Almost 30 days late (not what you think).

Later than promised or told.

Sometimes bad news comes swiftly...

Other times it seems it takes forever...

Sometimes the swift rejection is easier to handle...
Pick yourself up, dust off, and figure out what to do next.

Waiting seems to fuel... uncertainty, negativity.

Some say no news is good news...

For me, no news is a beast eating away inside of me...

Afraid now to find out any news... good or bad.

I preparing for bad news...
I know how rejection again will affect my heart, soul, mind, and body.

I won't make any promises that things will be okay... I know my own reality.

I'm scared... afraid... hurting in many ways.

Saturday, October 3, 2009

Preparing

I feel as though I am once again preparing my heart and soul for bad news. It's a matter of time... I know it's going to happen... again. I know deep in my heart and head that I can't take it any more.

I have found myself making plans all day... not plans that most would make...just plans that someone in my shoes might take.

Dark all around... I know I could do this or that... I just don't want a family member or friend to discover...

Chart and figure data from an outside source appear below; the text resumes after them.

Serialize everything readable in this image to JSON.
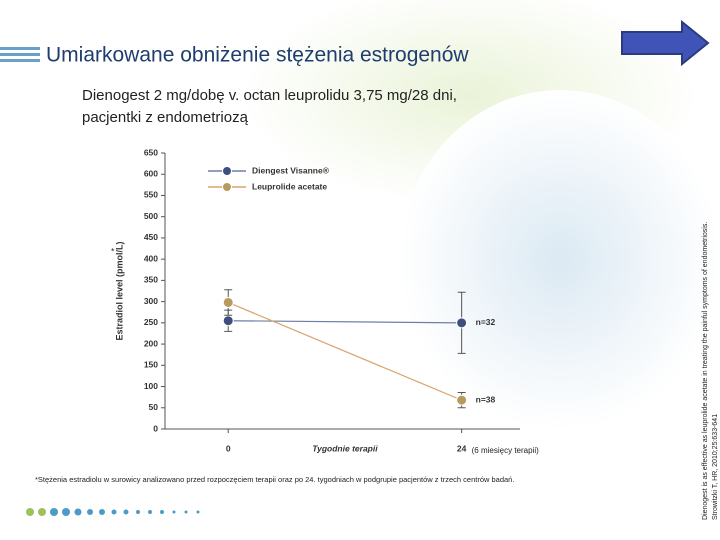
{
  "slide_title": "Umiarkowane obniżenie stężenia estrogenów",
  "subtitle_lines": [
    "Dienogest 2 mg/dobę v. octan leuprolidu 3,75 mg/28 dni,",
    "pacjentki z endometriozą"
  ],
  "footnote": "*Stężenia estradiolu w surowicy analizowano przed rozpoczęciem terapii oraz po 24. tygodniach w podgrupie pacjentów z trzech centrów badań.",
  "side_notes": [
    "Dienogest is as effective as leuprolide acetate in treating the painful symptoms of endometriosis.",
    "Strowitzki T, HR, 2010;25:633-641"
  ],
  "chart_data": {
    "type": "line",
    "y_label": "Estradiol level (pmol/L)",
    "y_label_mark": "*",
    "x_label": "Tygodnie terapii",
    "x_note": "(6 miesięcy terapii)",
    "x": [
      0,
      24
    ],
    "xlim": [
      -6.5,
      30
    ],
    "xticks": [
      0,
      24
    ],
    "ylim": [
      0,
      650
    ],
    "yticks": [
      0,
      50,
      100,
      150,
      200,
      250,
      300,
      350,
      400,
      450,
      500,
      550,
      600,
      650
    ],
    "series": [
      {
        "name": "Diengest Visanne®",
        "color": "#3d4f7c",
        "line_color": "#6f7ea6",
        "values": [
          255,
          250
        ],
        "errors": [
          25,
          72
        ],
        "n_label": "n=32"
      },
      {
        "name": "Leuprolide acetate",
        "color": "#b89a5e",
        "line_color": "#d9a36a",
        "values": [
          298,
          68
        ],
        "errors": [
          30,
          18
        ],
        "n_label": "n=38"
      }
    ],
    "legend": "upper left"
  }
}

I really do not want to hurt anyone... a big part of me believes that no one would notice or care.

But there is a very teeny tiny part of me that knows my action(s) would hurt maybe one or two.

This is the ONLY thing right now that is stopping me from taking one of the actions that I have planned out in my head. I have the means... I know the way... It's just a matter of place and time.

I want out of this darkness and I want the pain to go away.

Friday, October 2, 2009

Forgotten

For the most part, today has been forgotten.

A voice mail and some text msgs from one person--actually a couple (hubby & wife)

Other than that... silence.

I remember others.... no one remembers me.

:o(

What did I do today... nothing...layed around.